Con el primer plato acabaron enseguida, y a Mellberg se le iluminó la cara al ver que lo siguiente era una buena ración de lasaña. Vivianne no empezó a enseñar la mano izquierda hasta los postres, después de que Erling le diera varios puntapiés por debajo de la mesa.
—¡Anda! ¿Es eso lo que yo creo? —exclamó Rita.
Mellberg entornó los ojos tratando de distinguir lo que había provocado su entusiasmo, y detectó el anillo que brillaba en el dedo de Vivianne.
—¿No me digas que os habéis prometido? —Mellberg examinó minuciosamente la joya que Vivianne llevaba en la mano. Erling, menudo granuja, tienes que haber abierto bien la cartera, ¿eh?
—Lo bueno sale caro. Pero ella lo vale.
—Es precioso —dijo Rita sinceramente con una sonrisa—. Enhorabuena, de verdad.
—Pues sí, esto hay que celebrarlo. ¿No tienes nada fuerte con lo que brindar? —Mellberg miraba con desprecio la botella de Baileys que Erling había servido con el postre.
—Bueeeno, seguro que puedo encontrar algo de whisky. — Erling se levantó y abrió un gran mueble bar. Puso en la mesa dos botellas y fue a buscar cuatro vasos, que colocó al lado.
—Esto es una verdadera joya. —Erling señaló una de las botellas—. Un Macallan de veinticinco años. Que vale sus buenos billetes, no te creas.
Sirvió la bebida en dos vasos y colocó uno en el lugar donde él estaba sentado y el otro delante de Vivianne. Luego, tapó la botella y devolvió su preciado contenido al mueble bar, donde la puso a buen recaudo.
Mellberg lo seguía extrañado con la mirada.
—Pero ¿y nosotros? —No pudo por menos de preguntar; y Rita estaba pensando lo mismo, aunque no lo dijo en voz alta.

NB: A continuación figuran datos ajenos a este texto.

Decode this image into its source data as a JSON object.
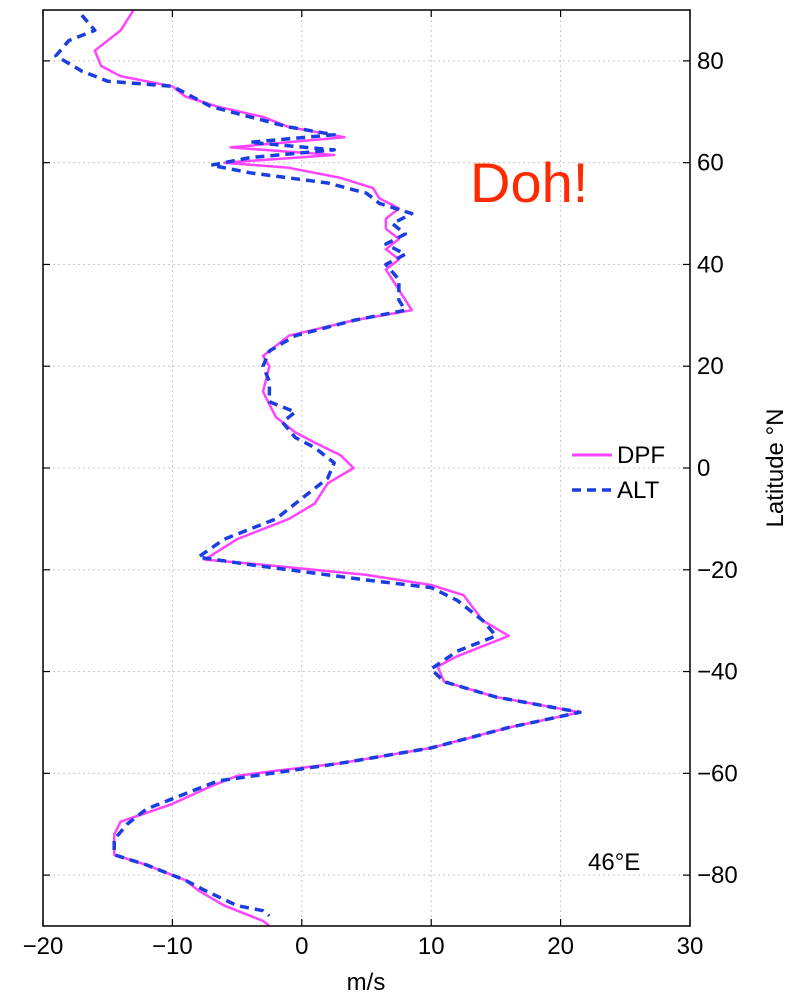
{
  "chart_data": {
    "type": "line",
    "xlabel": "m/s",
    "ylabel": "Latitude °N",
    "xlim": [
      -20,
      30
    ],
    "ylim": [
      -90,
      90
    ],
    "x_ticks": [
      "−20",
      "−10",
      "0",
      "10",
      "20",
      "30"
    ],
    "y_ticks": [
      "80",
      "60",
      "40",
      "20",
      "0",
      "−20",
      "−40",
      "−60",
      "−80"
    ],
    "grid": true,
    "legend_placement": "right-middle",
    "annotations": {
      "location": "46°E",
      "exclamation": "Doh!"
    },
    "colors": {
      "DPF": "#ff44ff",
      "ALT": "#1a3ee0",
      "exclamation": "#ff2a00"
    },
    "series": [
      {
        "name": "DPF",
        "style": "solid",
        "points": [
          [
            -13,
            90
          ],
          [
            -14,
            86
          ],
          [
            -16,
            82
          ],
          [
            -15.5,
            79
          ],
          [
            -14,
            77
          ],
          [
            -10,
            75
          ],
          [
            -9,
            73
          ],
          [
            -6.5,
            71
          ],
          [
            -3,
            69
          ],
          [
            -1,
            67
          ],
          [
            3.3,
            65
          ],
          [
            -5.5,
            63
          ],
          [
            2.5,
            61.5
          ],
          [
            -6,
            60
          ],
          [
            -1,
            59
          ],
          [
            3,
            57
          ],
          [
            5.5,
            55
          ],
          [
            6,
            53
          ],
          [
            7.5,
            51
          ],
          [
            6.5,
            49
          ],
          [
            6.5,
            47
          ],
          [
            7.5,
            45
          ],
          [
            6.5,
            43
          ],
          [
            7.5,
            41
          ],
          [
            6.5,
            39
          ],
          [
            7,
            37
          ],
          [
            7.5,
            35
          ],
          [
            8.5,
            31
          ],
          [
            4,
            29
          ],
          [
            -1,
            26
          ],
          [
            -3,
            22
          ],
          [
            -2.5,
            20
          ],
          [
            -3,
            15
          ],
          [
            -2,
            10
          ],
          [
            -0.5,
            7
          ],
          [
            1,
            5
          ],
          [
            3,
            2.5
          ],
          [
            4,
            0
          ],
          [
            2,
            -3
          ],
          [
            1,
            -7
          ],
          [
            -1,
            -10
          ],
          [
            -5,
            -14
          ],
          [
            -7.5,
            -18
          ],
          [
            -3,
            -19
          ],
          [
            5,
            -21
          ],
          [
            10,
            -23
          ],
          [
            12.5,
            -25
          ],
          [
            14,
            -30
          ],
          [
            16,
            -33
          ],
          [
            12,
            -37
          ],
          [
            10.5,
            -39
          ],
          [
            11,
            -42
          ],
          [
            15,
            -45
          ],
          [
            21.5,
            -48
          ],
          [
            16,
            -51
          ],
          [
            10,
            -55
          ],
          [
            3,
            -58
          ],
          [
            -2,
            -59.5
          ],
          [
            -5,
            -60.5
          ],
          [
            -7,
            -62.5
          ],
          [
            -10,
            -66
          ],
          [
            -14,
            -69.5
          ],
          [
            -14.5,
            -72
          ],
          [
            -14.5,
            -76
          ],
          [
            -12,
            -78
          ],
          [
            -9,
            -81
          ],
          [
            -8,
            -83
          ],
          [
            -6,
            -86
          ],
          [
            -3,
            -89
          ],
          [
            -2.5,
            -90
          ]
        ]
      },
      {
        "name": "ALT",
        "style": "dashed",
        "points": [
          [
            -17,
            89
          ],
          [
            -16,
            86
          ],
          [
            -18,
            84
          ],
          [
            -19,
            81
          ],
          [
            -17,
            78
          ],
          [
            -15,
            76
          ],
          [
            -10,
            75
          ],
          [
            -8.5,
            73
          ],
          [
            -7,
            71
          ],
          [
            -4,
            69
          ],
          [
            -1,
            67
          ],
          [
            2.5,
            65.5
          ],
          [
            -4,
            64
          ],
          [
            2.5,
            62.5
          ],
          [
            -4,
            61
          ],
          [
            -7,
            59.5
          ],
          [
            -4,
            58
          ],
          [
            2,
            56
          ],
          [
            5,
            54
          ],
          [
            6,
            52
          ],
          [
            8.5,
            50
          ],
          [
            7,
            48
          ],
          [
            8,
            46
          ],
          [
            6.5,
            44
          ],
          [
            8,
            42
          ],
          [
            6.5,
            40
          ],
          [
            7.5,
            37
          ],
          [
            7.5,
            33
          ],
          [
            8,
            31
          ],
          [
            4,
            29
          ],
          [
            -0.5,
            26
          ],
          [
            -2.5,
            23
          ],
          [
            -3,
            20
          ],
          [
            -2.5,
            17
          ],
          [
            -2.5,
            13
          ],
          [
            -0.5,
            11
          ],
          [
            -1.5,
            9
          ],
          [
            -0.5,
            6
          ],
          [
            1,
            4
          ],
          [
            2.5,
            1
          ],
          [
            2,
            -2
          ],
          [
            0,
            -6
          ],
          [
            -2,
            -10
          ],
          [
            -6,
            -14
          ],
          [
            -8,
            -17.5
          ],
          [
            -4,
            -19
          ],
          [
            5,
            -22
          ],
          [
            10,
            -23.5
          ],
          [
            12,
            -26
          ],
          [
            14,
            -30
          ],
          [
            15,
            -33
          ],
          [
            12,
            -36
          ],
          [
            10,
            -39.5
          ],
          [
            11,
            -42
          ],
          [
            15,
            -45
          ],
          [
            21.5,
            -48
          ],
          [
            16,
            -51
          ],
          [
            10,
            -55
          ],
          [
            3,
            -58
          ],
          [
            -1,
            -59.5
          ],
          [
            -6.5,
            -61.5
          ],
          [
            -9,
            -64
          ],
          [
            -12,
            -67
          ],
          [
            -13.5,
            -70
          ],
          [
            -14.5,
            -73
          ],
          [
            -14.5,
            -76
          ],
          [
            -12,
            -78
          ],
          [
            -9,
            -81
          ],
          [
            -7.5,
            -83
          ],
          [
            -5,
            -86
          ],
          [
            -3,
            -87
          ],
          [
            -2.5,
            -88
          ]
        ]
      }
    ]
  }
}
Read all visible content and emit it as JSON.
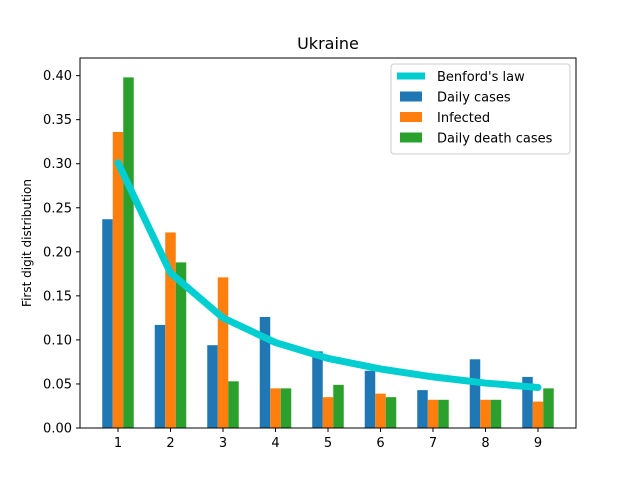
{
  "chart_data": {
    "type": "bar",
    "title": "Ukraine",
    "xlabel": "",
    "ylabel": "First digit distribution",
    "categories": [
      "1",
      "2",
      "3",
      "4",
      "5",
      "6",
      "7",
      "8",
      "9"
    ],
    "ylim": [
      0,
      0.42
    ],
    "yticks": [
      "0.00",
      "0.05",
      "0.10",
      "0.15",
      "0.20",
      "0.25",
      "0.30",
      "0.35",
      "0.40"
    ],
    "legend_position": "top-right",
    "grid": false,
    "line_series": {
      "name": "Benford's law",
      "color": "#00ced1",
      "values": [
        0.301,
        0.176,
        0.125,
        0.097,
        0.079,
        0.067,
        0.058,
        0.051,
        0.046
      ]
    },
    "series": [
      {
        "name": "Daily cases",
        "color": "#1f77b4",
        "values": [
          0.237,
          0.117,
          0.094,
          0.126,
          0.087,
          0.065,
          0.043,
          0.078,
          0.058
        ]
      },
      {
        "name": "Infected",
        "color": "#ff7f0e",
        "values": [
          0.336,
          0.222,
          0.171,
          0.045,
          0.035,
          0.039,
          0.032,
          0.032,
          0.03
        ]
      },
      {
        "name": "Daily death cases",
        "color": "#2ca02c",
        "values": [
          0.398,
          0.188,
          0.053,
          0.045,
          0.049,
          0.035,
          0.032,
          0.032,
          0.045
        ]
      }
    ]
  }
}
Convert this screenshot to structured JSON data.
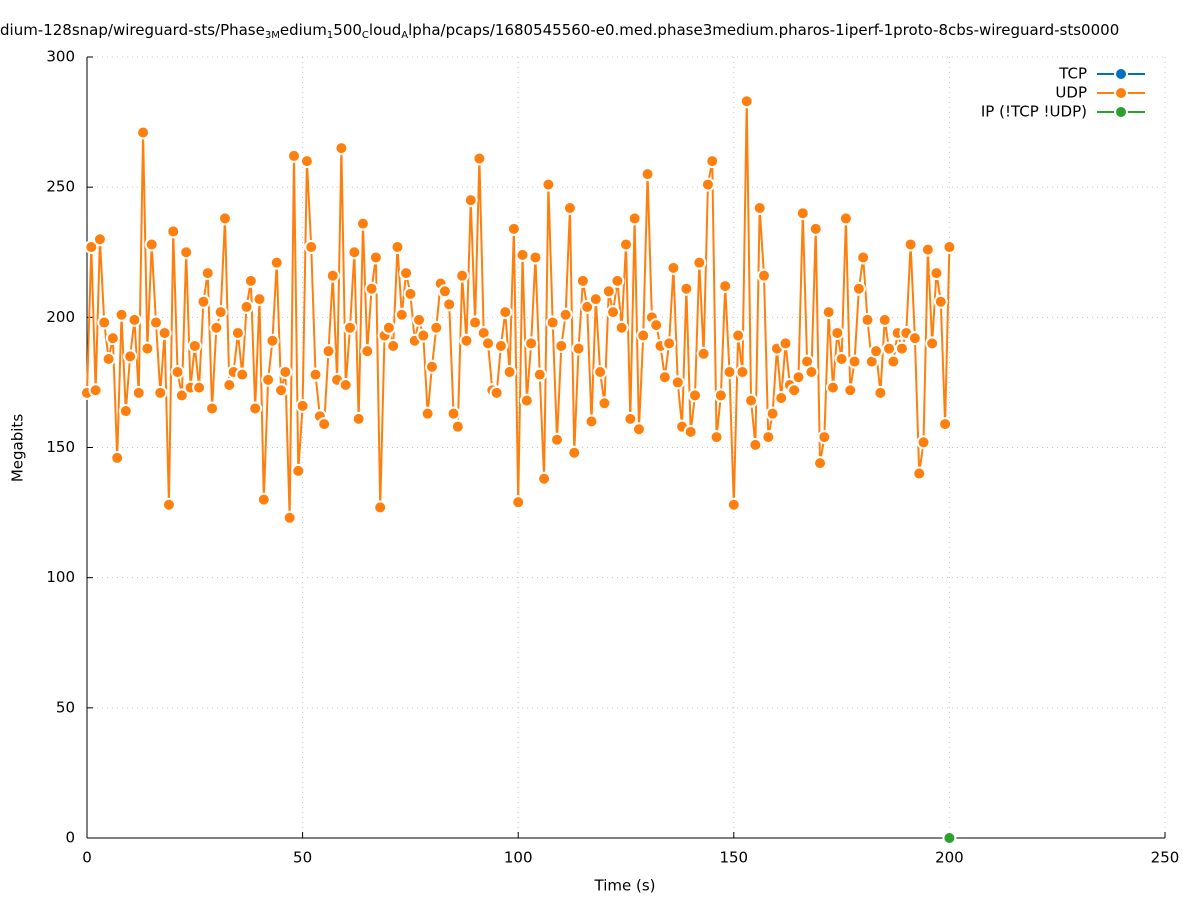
{
  "chart_data": {
    "type": "line",
    "title_parts": [
      "dium-128snap/wireguard-sts/Phase",
      "3M",
      "edium",
      "1",
      "500",
      "C",
      "loud",
      "A",
      "lpha/pcaps/1680545560-e0.med.phase3medium.pharos-1iperf-1proto-8cbs-wireguard-sts0000"
    ],
    "xlabel": "Time (s)",
    "ylabel": "Megabits",
    "xlim": [
      0,
      250
    ],
    "xticks": [
      0,
      50,
      100,
      150,
      200,
      250
    ],
    "ylim": [
      0,
      300
    ],
    "yticks": [
      0,
      50,
      100,
      150,
      200,
      250,
      300
    ],
    "grid": true,
    "legend": "top-right",
    "series": [
      {
        "name": "TCP",
        "color": "#0072bd",
        "x": [],
        "values": []
      },
      {
        "name": "UDP",
        "color": "#ff7f0e",
        "x": [
          0,
          1,
          2,
          3,
          4,
          5,
          6,
          7,
          8,
          9,
          10,
          11,
          12,
          13,
          14,
          15,
          16,
          17,
          18,
          19,
          20,
          21,
          22,
          23,
          24,
          25,
          26,
          27,
          28,
          29,
          30,
          31,
          32,
          33,
          34,
          35,
          36,
          37,
          38,
          39,
          40,
          41,
          42,
          43,
          44,
          45,
          46,
          47,
          48,
          49,
          50,
          51,
          52,
          53,
          54,
          55,
          56,
          57,
          58,
          59,
          60,
          61,
          62,
          63,
          64,
          65,
          66,
          67,
          68,
          69,
          70,
          71,
          72,
          73,
          74,
          75,
          76,
          77,
          78,
          79,
          80,
          81,
          82,
          83,
          84,
          85,
          86,
          87,
          88,
          89,
          90,
          91,
          92,
          93,
          94,
          95,
          96,
          97,
          98,
          99,
          100,
          101,
          102,
          103,
          104,
          105,
          106,
          107,
          108,
          109,
          110,
          111,
          112,
          113,
          114,
          115,
          116,
          117,
          118,
          119,
          120,
          121,
          122,
          123,
          124,
          125,
          126,
          127,
          128,
          129,
          130,
          131,
          132,
          133,
          134,
          135,
          136,
          137,
          138,
          139,
          140,
          141,
          142,
          143,
          144,
          145,
          146,
          147,
          148,
          149,
          150,
          151,
          152,
          153,
          154,
          155,
          156,
          157,
          158,
          159,
          160,
          161,
          162,
          163,
          164,
          165,
          166,
          167,
          168,
          169,
          170,
          171,
          172,
          173,
          174,
          175,
          176,
          177,
          178,
          179,
          180,
          181,
          182,
          183,
          184,
          185,
          186,
          187,
          188,
          189,
          190,
          191,
          192,
          193,
          194,
          195,
          196,
          197,
          198,
          199,
          200
        ],
        "values": [
          171,
          227,
          172,
          230,
          198,
          184,
          192,
          146,
          201,
          164,
          185,
          199,
          171,
          271,
          188,
          228,
          198,
          171,
          194,
          128,
          233,
          179,
          170,
          225,
          173,
          189,
          173,
          206,
          217,
          165,
          196,
          202,
          238,
          174,
          179,
          194,
          178,
          204,
          214,
          165,
          207,
          130,
          176,
          191,
          221,
          172,
          179,
          123,
          262,
          141,
          166,
          260,
          227,
          178,
          162,
          159,
          187,
          216,
          176,
          265,
          174,
          196,
          225,
          161,
          236,
          187,
          211,
          223,
          127,
          193,
          196,
          189,
          227,
          201,
          217,
          209,
          191,
          199,
          193,
          163,
          181,
          196,
          213,
          210,
          205,
          163,
          158,
          216,
          191,
          245,
          198,
          261,
          194,
          190,
          172,
          171,
          189,
          202,
          179,
          234,
          129,
          224,
          168,
          190,
          223,
          178,
          138,
          251,
          198,
          153,
          189,
          201,
          242,
          148,
          188,
          214,
          204,
          160,
          207,
          179,
          167,
          210,
          202,
          214,
          196,
          228,
          161,
          238,
          157,
          193,
          255,
          200,
          197,
          189,
          177,
          190,
          219,
          175,
          158,
          211,
          156,
          170,
          221,
          186,
          251,
          260,
          154,
          170,
          212,
          179,
          128,
          193,
          179,
          283,
          168,
          151,
          242,
          216,
          154,
          163,
          188,
          169,
          190,
          174,
          172,
          177,
          240,
          183,
          179,
          234,
          144,
          154,
          202,
          173,
          194,
          184,
          238,
          172,
          183,
          211,
          223,
          199,
          183,
          187,
          171,
          199,
          188,
          183,
          194,
          188,
          194,
          228,
          192,
          140,
          152,
          226,
          190,
          217,
          206,
          159,
          227
        ]
      },
      {
        "name": "IP (!TCP  !UDP)",
        "color": "#2ca02c",
        "x": [
          200
        ],
        "values": [
          0
        ]
      }
    ]
  }
}
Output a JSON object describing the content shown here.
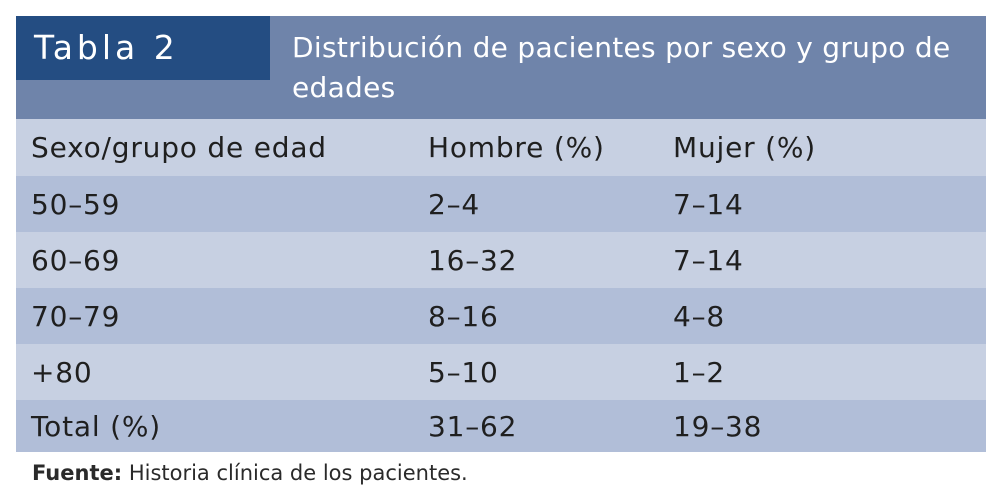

Erling se dirigió de nuevo a la mesa y abrió impasible la otra botella. Un Johnnie Walker Red Label, que Mellberg sabía que costaba doscientas cuarenta y nueve coronas en el Systembolaget.
—Sería un despilfarro malgastar en vosotros ese whisky tan caro. No creo que pudierais apreciarlo de verdad.
Con una sonrisa espléndida, sirvió el otro whisky y le dio los vasos a Mellberg y a Rita. Los dos se quedaron sin habla mirando el contenido de sus vasos de Johnnie Walker, y luego el de los vasos de Vivianne y Erling, que presentaba un color muy diferente. Vivianne tenía cara de querer que se la tragara la tierra.
—Bueno, pues, ¡salud! ¡Y salud por nosotros dos, querida! —Erling alzó el vaso y Mellberg y Rita lo imitaron, aún mudos de asombro.
Al cabo de un rato, se disculparon y se fueron a casa. Qué tío más tacaño, pensó Mellberg mientras iban en el taxi. Aquel había sido un duro golpe a tan prometedora amistad.
E
l andén estaba desierto cuando bajaron del tren. Nadie sabía que llegaban. A su madre le daría un ataque cuando aparecieran, pero no podía avisarle. Ya sería bastante peligroso para ella que los dejara dormir allí. En realidad, habría preferido no involucrar a sus padres, pero no tenían adónde ir. Llegado el momento, tendría que hablar con ciertas personas y explicarles la situación, y Madeleine se prometió que le pagaría los billetes a Mette. Odiaba la sensación de deber dinero, pero no tenía otra forma de volver a casa. Todo lo demás tendría que esperar.